Commercial abalone divers, who earlier this month persuaded the commissioners to allow an experimental commercial catch around San Miguel Island off Santa Barbara County, said they would be vigilant in assessing abalone populations to avoid the mistakes of excessive hunting in the past.

"None of us want to operate a fishery the way we used to," said Jim Marshall, a former abalone diver from Carpinteria who now makes a living collecting sea urchins. "We want a sustainable fishery that can operate over a long time."

Commercial divers argue that Fish and Game managers are being too cautious at a time when red abalone around San Miguel Island have begun to rebound. State biologists said that data were skimpy. They need to do more underwater surveys to know if there are sufficient numbers to sustain a fishery.

The plan of Fish and Game managers "is to wait 30 years and then reopen the fishery," Marshall said. "We don't want to wait. We are going to slow the recovery" of abalone populations "by fishing a little bit. We are not going to stop recovery."

The commissioners' decision, made at a meeting Dec. 9, is likely to ignite another round of abalone wars, pitting recreational divers, biologists and conservationists against commercial divers.

"This is an unbelievable tragedy," said Stephen Benavides, a sports diver who has spent five years helping advise state officials in developing a long-term abalone management plan. The 361-page plan was also adopted at the Dec. 9 meeting, with a few extra pages added in final months at the urging of commercial divers to allow reopening a limited San Miguel Island fishery.

Benavides was incensed at the four of five governor-appointed citizen commissioners who approved the reopening of the abalone fishery. The commission's role is to set the state's fishing and hunting policies, which are then carried out by the Department of Fish and Game.

"The commissioners are failing their duty to protect the resources of California," Benavides said. "And they are ignoring the best informed opinions on abalone in the world -- those in the Department of Fish and Game."

Commission President Jim Kellogg, a union leader appointed by former Gov. Gray Davis, didn't return phone calls for comment. At the December meeting, he reiterated his dim view of marine science, saying he would accept the word of fishermen who make their livelihood from the sea "over all of the science in the world."

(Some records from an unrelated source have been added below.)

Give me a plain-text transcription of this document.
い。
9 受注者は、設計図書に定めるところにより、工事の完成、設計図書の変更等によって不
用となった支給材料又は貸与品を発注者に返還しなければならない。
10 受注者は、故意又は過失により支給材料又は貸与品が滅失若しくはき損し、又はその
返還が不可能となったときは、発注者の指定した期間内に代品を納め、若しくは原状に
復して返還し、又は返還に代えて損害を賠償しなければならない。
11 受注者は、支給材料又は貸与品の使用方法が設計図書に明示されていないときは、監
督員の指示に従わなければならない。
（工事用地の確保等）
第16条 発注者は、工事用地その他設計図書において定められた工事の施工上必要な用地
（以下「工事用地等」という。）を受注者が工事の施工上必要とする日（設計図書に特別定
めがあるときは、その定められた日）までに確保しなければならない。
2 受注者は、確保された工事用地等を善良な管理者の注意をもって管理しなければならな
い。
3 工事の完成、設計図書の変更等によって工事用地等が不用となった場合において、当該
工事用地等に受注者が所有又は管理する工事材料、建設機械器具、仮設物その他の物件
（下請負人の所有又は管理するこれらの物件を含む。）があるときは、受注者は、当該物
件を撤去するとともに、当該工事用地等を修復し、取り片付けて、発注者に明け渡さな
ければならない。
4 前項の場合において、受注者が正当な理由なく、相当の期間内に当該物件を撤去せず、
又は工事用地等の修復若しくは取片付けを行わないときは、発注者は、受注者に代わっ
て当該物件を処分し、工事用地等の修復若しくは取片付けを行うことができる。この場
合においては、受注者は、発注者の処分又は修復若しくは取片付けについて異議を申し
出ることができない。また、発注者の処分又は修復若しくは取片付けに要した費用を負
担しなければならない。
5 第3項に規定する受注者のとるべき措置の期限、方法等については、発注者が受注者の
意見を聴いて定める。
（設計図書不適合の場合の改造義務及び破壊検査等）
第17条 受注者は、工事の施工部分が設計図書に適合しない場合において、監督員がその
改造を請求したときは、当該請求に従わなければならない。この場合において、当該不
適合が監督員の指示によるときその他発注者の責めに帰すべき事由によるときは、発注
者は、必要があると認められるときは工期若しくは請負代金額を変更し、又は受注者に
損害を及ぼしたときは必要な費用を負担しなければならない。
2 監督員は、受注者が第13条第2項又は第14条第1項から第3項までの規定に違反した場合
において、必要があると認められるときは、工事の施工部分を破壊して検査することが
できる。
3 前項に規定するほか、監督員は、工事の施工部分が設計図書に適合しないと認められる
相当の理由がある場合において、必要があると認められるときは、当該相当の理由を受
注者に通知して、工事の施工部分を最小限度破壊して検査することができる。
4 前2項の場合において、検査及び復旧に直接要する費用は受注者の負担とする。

Fisheries science, particularly the assessment of fish populations or stocks, has proved to be far from exact. For years, scientists who oversaw the abalone fishery have engaged in self-criticism for failing to predict -- and halt -- the collapse of Southern California abalone.

Beginning in 1942, commercial divers, and some sport divers, engaged in what scientists now consider a textbook case in a serial depletion of a bountiful marine resource. Fishermen first went after the most abundant pink abalone, then went after other types: green, red, white and black abalone.

As a result, most of Southern California's rocky seafloor has been picked clean. White abalone are so rare that they are protected as an endangered species. A disease wiped out nearly all of the remaining black abalone, which are smaller and have tougher flesh and thus were not as marketable.

With only a few remnant abalone populations alive today, some biologists question if abalone will ever rebound in Southern California. The problem, they now understand, is that abalone need to reach a certain critical population density to successfully reproduce. To produce offspring, abalone release eggs and sperm into the water column. The chances of success are small unless the number of spawning adults is high and they are packed closely together.